Да не хочу я выкарабкиваться, куратор. Не хочу. Лучше буду вот так плыть, ничего
не ощущая, и слушать мамин голос. А она упрашивала:
– Мальчик мой, хороший, надо выздоравливать. Не пугай так маму.
Мама, чем я могу тебя напугать, если тебя нет? И меня... нет больше.
– Оставьте мальчишку в покое!
– требовала целительница.
– Дайте отдохнуть. Что вы
за люди такие? Лучше системой безопасности займитесь.
И голоса отступали, я оставался один в темноте. Почему не в пустоте? Тогда мы могли
бы встретиться с Анри. Я звал брата - беззвучно, потому что голоса не было, но снова и
снова умолял, чтобы он вернулся, потому что я больше не справлюсь.
– Филипп, - звала мама.
– Да сделайте хоть что-нибудь!
– требовал куратор Синтер.
– Никуда я не пойду!
– А это Роберт.
– Почему мне ничего не говорят?
– А вы родственники?
– ядовитый ответ директора.
– Вон отсюда!
И снова теплые волны тьмы. Почему светло? Откуда свет? Я глубоко вдохнул - и
открыл глаза. У кровати сидел человек, которого меньше всего хотелось видеть - Эдуард
Рейдес. Он выглядел постаревшим и осунувшимся. Я попытался спросить, где Лиз, но из
горла вырвался только сип.
– Очнулся?
– подскочил на ноги директор.
– Наконец-то! Подожди, я приведу мадам
Файли.
Но я перехватил его руку. Пальцы, правда, сразу соскользнули, только директор
понял правильно и отвернулся.
– Лиз больше нет, - сказал он и быстро вышел из палаты.

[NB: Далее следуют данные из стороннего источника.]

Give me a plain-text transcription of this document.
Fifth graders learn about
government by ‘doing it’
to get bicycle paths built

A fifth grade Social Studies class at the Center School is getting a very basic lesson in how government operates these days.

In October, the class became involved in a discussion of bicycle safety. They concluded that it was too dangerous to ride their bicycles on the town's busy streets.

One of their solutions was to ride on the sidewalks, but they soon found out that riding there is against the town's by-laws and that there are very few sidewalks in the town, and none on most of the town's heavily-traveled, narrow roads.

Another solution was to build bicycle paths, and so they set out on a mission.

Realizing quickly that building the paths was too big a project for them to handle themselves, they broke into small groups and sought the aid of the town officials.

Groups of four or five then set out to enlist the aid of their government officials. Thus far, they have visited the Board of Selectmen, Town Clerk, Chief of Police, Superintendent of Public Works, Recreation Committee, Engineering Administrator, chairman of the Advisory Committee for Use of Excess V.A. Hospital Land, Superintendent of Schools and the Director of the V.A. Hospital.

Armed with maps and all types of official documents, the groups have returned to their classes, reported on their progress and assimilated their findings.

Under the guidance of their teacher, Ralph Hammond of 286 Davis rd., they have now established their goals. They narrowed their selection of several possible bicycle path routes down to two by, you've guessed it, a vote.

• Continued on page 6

Больно! Перед глазами заплясали черные искры, я закусил губу, а в груди закололо
так сильно, будто кто-то наградил проклятием. Дверь распахнулась, вбежала
целительница, склонилась надо мной.
– Тише, детка, - погладила по голове, призывая магию.
– Тише, тише. Все хорошо.
Хорошо? Я едва не рассмеялся, чувствуя, как подкрадывается безумие. Да, хорошо.
Замечательно. На моих глазах убили девушку, которую я любил, но все ведь хорошо? Я
хоть достал его? Достал этого подонка? И кто тогда ударил в спину?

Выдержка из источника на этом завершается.